Через час враг в пещере начал двигаться. Он услышал слабые шаркающие звуки, которые проникали сквозь скалы. Автоматически включились более чувствительные датчики и определили направление звука — враг медленно направлялся к выходу из пещеры. Он навел легкий пулемет на черное отверстие у подножия залитого земным светом утеса, выпустил очередь трассирующих пуль и увидел, как они ярко и беззвучно рассыпались вокруг входа.

— Грязный ублюдок, оставь меня в покое! Чертов молох, я же Сойер!.. Неужели ты не помнишь? Я тренировал тебя десять лет назад. До меня ты был несмышленым новобранцем, просто немым автокибером-новобранцем… который обладал огневой мощью полка. Дай мне пройти!..

Враг снова пробирался к выходу. И снова беззвучная очередь пулеметного огня лизнула вход в пещеру.

Скала опять завибрировала:

— Я твой друг. Война кончилась. Уже несколько месяцев назад… земных месяцев. Неужели ты не понимаешь этого, Ворчун! «Ворчун» — так мы назвали тебя в те дни, когда ты был новобранцем, — до того, как научили тебя убивать… Ты — мобильный автокибер огневого управления… Ворчун, неужели ты не узнаешь своего папу, сынок?
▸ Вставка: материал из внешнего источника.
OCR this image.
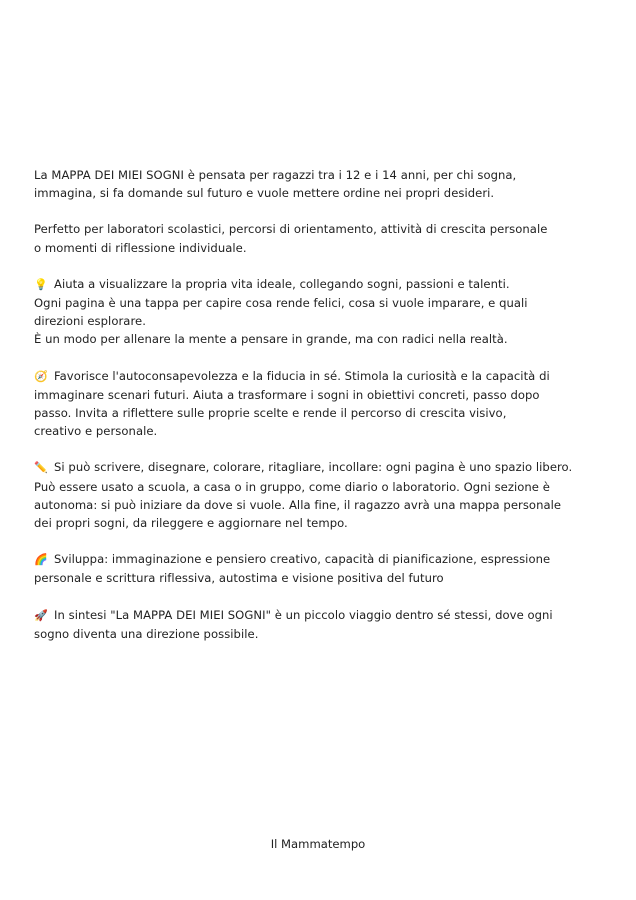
La MAPPA DEI MIEI SOGNI è pensata per ragazzi tra i 12 e i 14 anni, per chi sogna,
immagina, si fa domande sul futuro e vuole mettere ordine nei propri desideri.

Perfetto per laboratori scolastici, percorsi di orientamento, attività di crescita personale
o momenti di riflessione individuale.

💡 Aiuta a visualizzare la propria vita ideale, collegando sogni, passioni e talenti.
Ogni pagina è una tappa per capire cosa rende felici, cosa si vuole imparare, e quali
direzioni esplorare.
È un modo per allenare la mente a pensare in grande, ma con radici nella realtà.

🧭 Favorisce l'autoconsapevolezza e la fiducia in sé. Stimola la curiosità e la capacità di
immaginare scenari futuri. Aiuta a trasformare i sogni in obiettivi concreti, passo dopo
passo. Invita a riflettere sulle proprie scelte e rende il percorso di crescita visivo,
creativo e personale.

✏️ Si può scrivere, disegnare, colorare, ritagliare, incollare: ogni pagina è uno spazio libero.
Può essere usato a scuola, a casa o in gruppo, come diario o laboratorio. Ogni sezione è
autonoma: si può iniziare da dove si vuole. Alla fine, il ragazzo avrà una mappa personale
dei propri sogni, da rileggere e aggiornare nel tempo.

🌈 Sviluppa: immaginazione e pensiero creativo, capacità di pianificazione, espressione
personale e scrittura riflessiva, autostima e visione positiva del futuro

🚀 In sintesi "La MAPPA DEI MIEI SOGNI" è un piccolo viaggio dentro sé stessi, dove ogni
sogno diventa una direzione possibile.

Il Mammatempo
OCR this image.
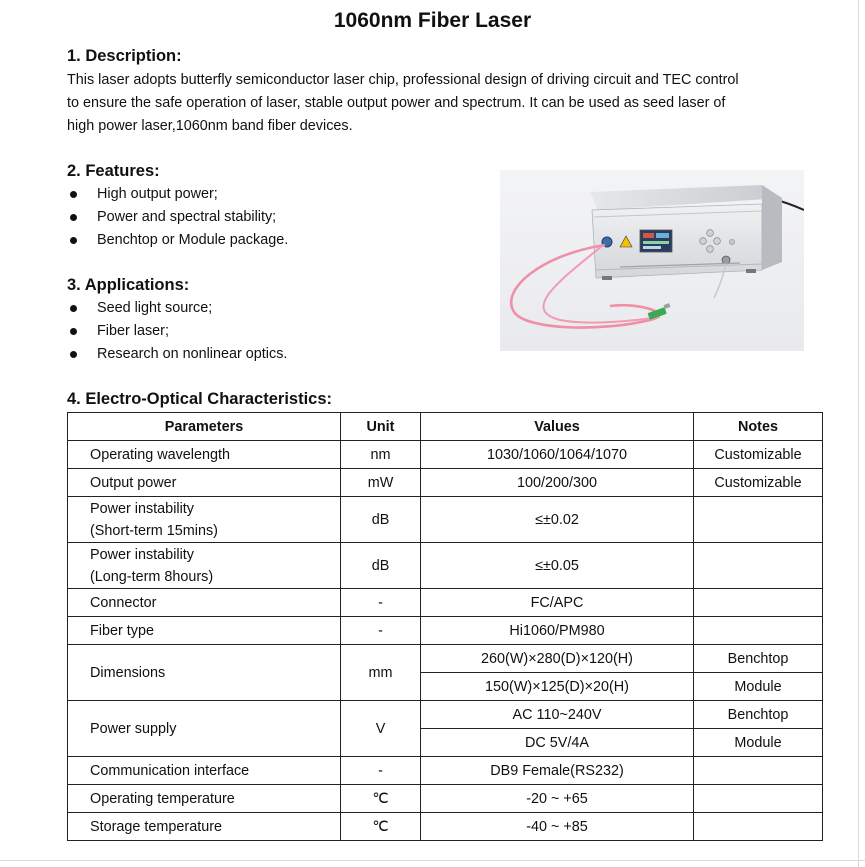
1060nm Fiber Laser
1. Description:

This laser adopts butterfly semiconductor laser chip, professional design of driving circuit and TEC control
to ensure the safe operation of laser, stable output power and spectrum. It can be used as seed laser of
high power laser,1060nm band fiber devices.

2. Features:
High output power;
Power and spectral stability;
Benchtop or Module package.
3. Applications:
Seed light source;
Fiber laser;
Research on nonlinear optics.
4. Electro-Optical Characteristics:
Parameters	Unit	Values	Notes
Operating wavelength	nm	1030/1060/1064/1070	Customizable
Output power	mW	100/200/300	Customizable
Power instability
(Short-term 15mins)	dB	≤±0.02	
Power instability
(Long-term 8hours)	dB	≤±0.05	
Connector	-	FC/APC	
Fiber type	-	Hi1060/PM980	
Dimensions	mm	260(W)×280(D)×120(H)	Benchtop
		150(W)×125(D)×20(H)	Module
Power supply	V	AC 110~240V	Benchtop
		DC 5V/4A	Module
Communication interface	-	DB9 Female(RS232)	
Operating temperature	℃	-20 ~ +65	
Storage temperature	℃	-40 ~ +85	
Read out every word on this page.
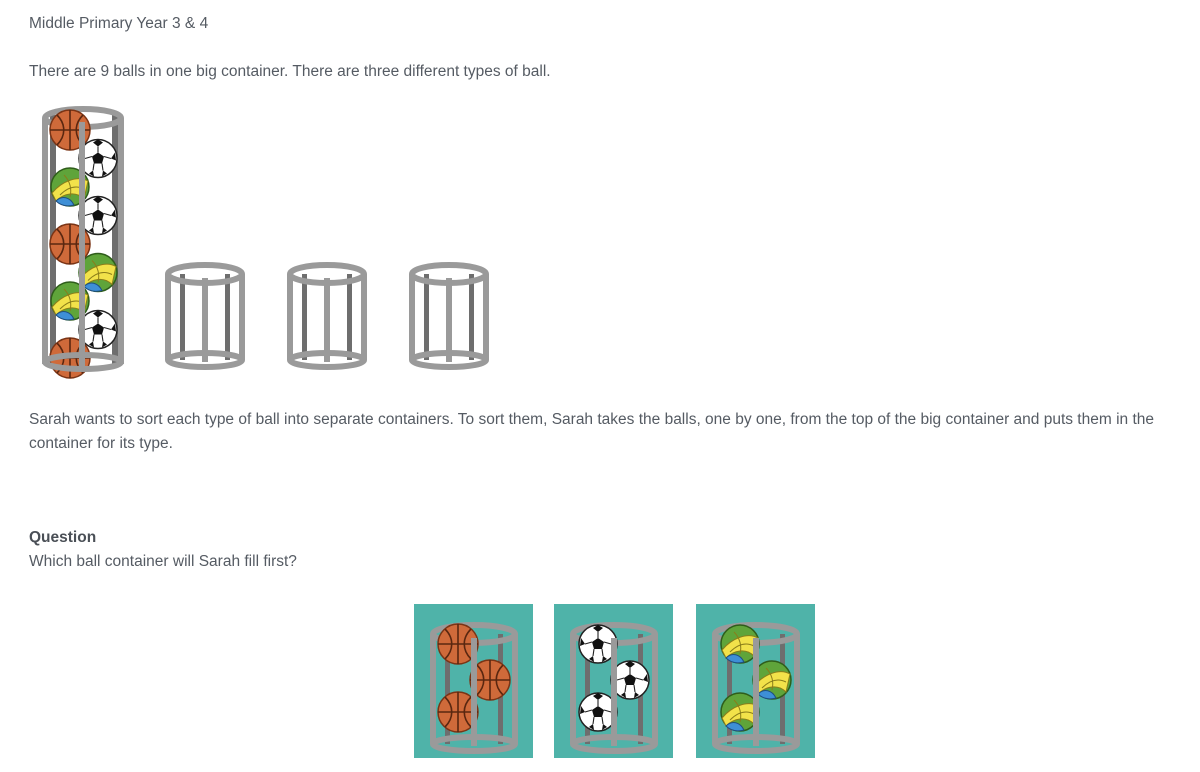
Middle Primary Year 3 & 4

There are 9 balls in one big container. There are three different types of ball.

Sarah wants to sort each type of ball into separate containers. To sort them, Sarah takes the balls, one by one, from the top of the big container and puts them in the container for its type.

Question

Which ball container will Sarah fill first?
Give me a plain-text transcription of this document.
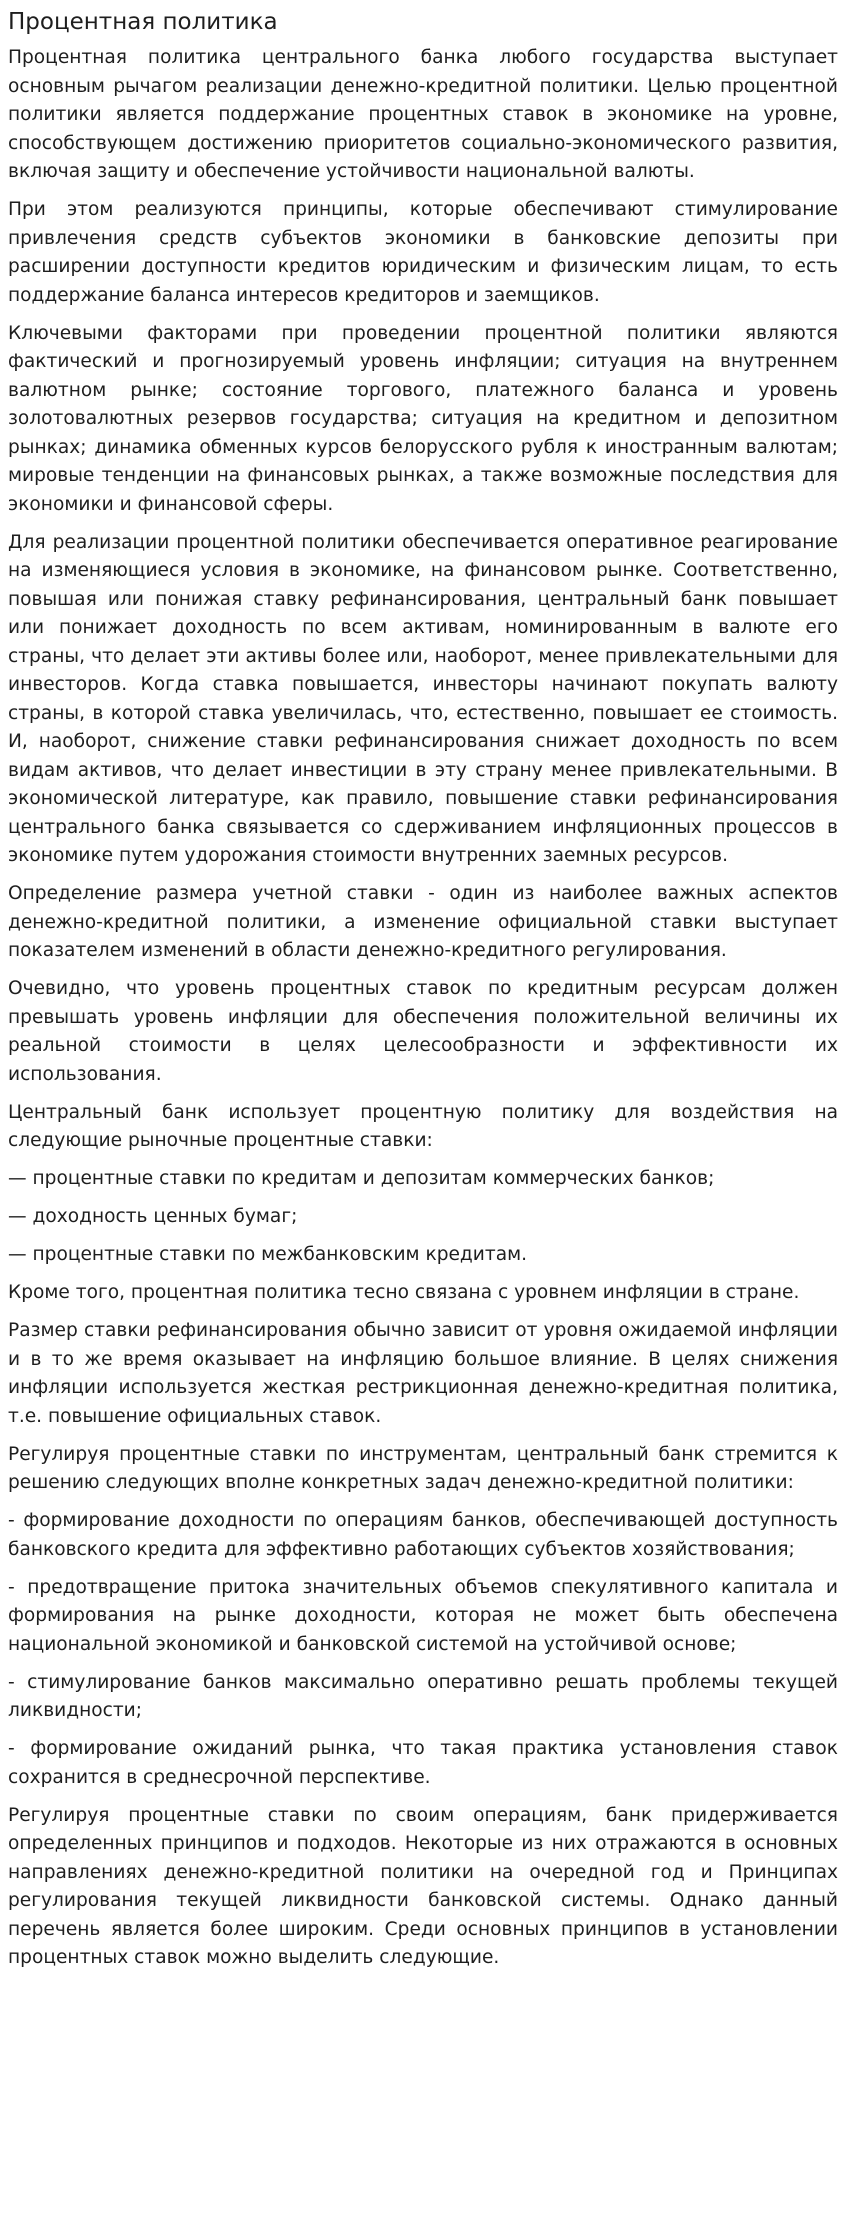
Процентная политика

Процентная политика центрального банка любого государства выступает основным рычагом реализации денежно-кредитной политики. Целью процентной политики является поддержание процентных ставок в экономике на уровне, способствующем достижению приоритетов социально-экономического развития, включая защиту и обеспечение устойчивости национальной валюты.

При этом реализуются принципы, которые обеспечивают стимулирование привлечения средств субъектов экономики в банковские депозиты при расширении доступности кредитов юридическим и физическим лицам, то есть поддержание баланса интересов кредиторов и заемщиков.

Ключевыми факторами при проведении процентной политики являются фактический и прогнозируемый уровень инфляции; ситуация на внутреннем валютном рынке; состояние торгового, платежного баланса и уровень золотовалютных резервов государства; ситуация на кредитном и депозитном рынках; динамика обменных курсов белорусского рубля к иностранным валютам; мировые тенденции на финансовых рынках, а также возможные последствия для экономики и финансовой сферы.

Для реализации процентной политики обеспечивается оперативное реагирование на изменяющиеся условия в экономике, на финансовом рынке. Соответственно, повышая или понижая ставку рефинансирования, центральный банк повышает или понижает доходность по всем активам, номинированным в валюте его страны, что делает эти активы более или, наоборот, менее привлекательными для инвесторов. Когда ставка повышается, инвесторы начинают покупать валюту страны, в которой ставка увеличилась, что, естественно, повышает ее стоимость. И, наоборот, снижение ставки рефинансирования снижает доходность по всем видам активов, что делает инвестиции в эту страну менее привлекательными. В экономической литературе, как правило, повышение ставки рефинансирования центрального банка связывается со сдерживанием инфляционных процессов в экономике путем удорожания стоимости внутренних заемных ресурсов.

Определение размера учетной ставки - один из наиболее важных аспектов денежно-кредитной политики, а изменение официальной ставки выступает показателем изменений в области денежно-кредитного регулирования.

Очевидно, что уровень процентных ставок по кредитным ресурсам должен превышать уровень инфляции для обеспечения положительной величины их реальной стоимости в целях целесообразности и эффективности их использования.

Центральный банк использует процентную политику для воздействия на следующие рыночные процентные ставки:

— процентные ставки по кредитам и депозитам коммерческих банков;

— доходность ценных бумаг;

— процентные ставки по межбанковским кредитам.

Кроме того, процентная политика тесно связана с уровнем инфляции в стране.

Размер ставки рефинансирования обычно зависит от уровня ожидаемой инфляции и в то же время оказывает на инфляцию большое влияние. В целях снижения инфляции используется жесткая рестрикционная денежно-кредитная политика, т.е. повышение официальных ставок.

Регулируя процентные ставки по инструментам, центральный банк стремится к решению следующих вполне конкретных задач денежно-кредитной политики:

- формирование доходности по операциям банков, обеспечивающей доступность банковского кредита для эффективно работающих субъектов хозяйствования;

- предотвращение притока значительных объемов спекулятивного капитала и формирования на рынке доходности, которая не может быть обеспечена национальной экономикой и банковской системой на устойчивой основе;

- стимулирование банков максимально оперативно решать проблемы текущей ликвидности;

- формирование ожиданий рынка, что такая практика установления ставок сохранится в среднесрочной перспективе.

Регулируя процентные ставки по своим операциям, банк придерживается определенных принципов и подходов. Некоторые из них отражаются в основных направлениях денежно-кредитной политики на очередной год и Принципах регулирования текущей ликвидности банковской системы. Однако данный перечень является более широким. Среди основных принципов в установлении процентных ставок можно выделить следующие.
Вибрация раздражала все больше. Разгневавшись, Ворчун развернулся на утесе, совершив массивным телом грациозный маневр. Урча моторами, съехал на равнину, снова развернулся, тяжело покатился вдоль склона, пересек площадку и притормозил в пятидесяти ярдах от входа в пещеру. Гейзеры пыли взметнулись из-под его гусениц и упали, как капли воды в безвоздушной ночи. Он снова прислушался. В пещере было тихо.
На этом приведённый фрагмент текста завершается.